I told her that if she still wanted to be involved as a bridesmaid, she should let me know. On August 7, I asked my sister to be my new Maid of Honor. At the end of August, I checked in with Zoe. She responded, “The procedure went well. I’m still waiting on the official results, but the nurse said things looked good, so I’m optimistic.”
I didn’t hear anything after that, and I finalized my last bridesmaid in September. On November 4, Stan and Zoe reached out asking if Zoe was still a bridesmaid. I said, “I already have my bridal party. We wanted you to take a break for your health. You’re more than invited to all the events so you can just have fun and not worry about planning.”
Zoe replied, “While I appreciate you considering my health, I’m extremely hurt that you couldn’t just text me. I don’t even know how to process our relationship. I would have never done this to you.”
My fiancé suggested that the four of us meet up in person to talk about it. We live in the same neighborhood and pass their house every morning when we walk our dog, so it seemed easy enough.
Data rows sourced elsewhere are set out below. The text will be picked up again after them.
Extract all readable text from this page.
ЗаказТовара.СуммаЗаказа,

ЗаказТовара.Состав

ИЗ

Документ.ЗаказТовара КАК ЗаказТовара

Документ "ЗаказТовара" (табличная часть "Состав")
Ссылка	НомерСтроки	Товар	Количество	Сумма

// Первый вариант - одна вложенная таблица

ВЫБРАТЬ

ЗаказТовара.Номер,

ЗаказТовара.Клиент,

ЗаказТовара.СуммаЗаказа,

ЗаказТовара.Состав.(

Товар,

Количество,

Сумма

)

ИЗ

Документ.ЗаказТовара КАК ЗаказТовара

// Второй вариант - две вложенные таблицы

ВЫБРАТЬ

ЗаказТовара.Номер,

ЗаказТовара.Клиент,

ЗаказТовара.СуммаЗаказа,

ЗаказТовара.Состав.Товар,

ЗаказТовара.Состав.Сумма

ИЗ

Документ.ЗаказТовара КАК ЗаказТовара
But Stan argued that they preferred to talk over the phone. Finally, Stan messaged, “You don’t see just how hurt Zoe and I are by all of this. We’ve decided to cut ties with both of you.” We haven’t spoken since. Am I wrong here?
lihzee says:
INFO - did you not care about how Zoe's health stuff was going? You didn't check on her for months? Seems like an odd way to treat someone, especially someone you supposedly care about enough to have originally made your MOH.
No-Stage-8738 says:
YTA for not checking up on a close friend going through major health issues whose house you pass every day when you walk the dog.
MrsGoldenSnitch says:
YTA. Who needs enemies when they have a “best friend” like you?
Charming-Bit-3416 says:
NTA. I'm going to give you the benefit of the doubt because you already suggested the most rational option which is to meet up and talk through a very simple misunderstanding. She opted out of the role for very valid reasons. I personally would also operate from the stance of letting her tell me when she was ready versus harassing her for an answer while she's recuperating.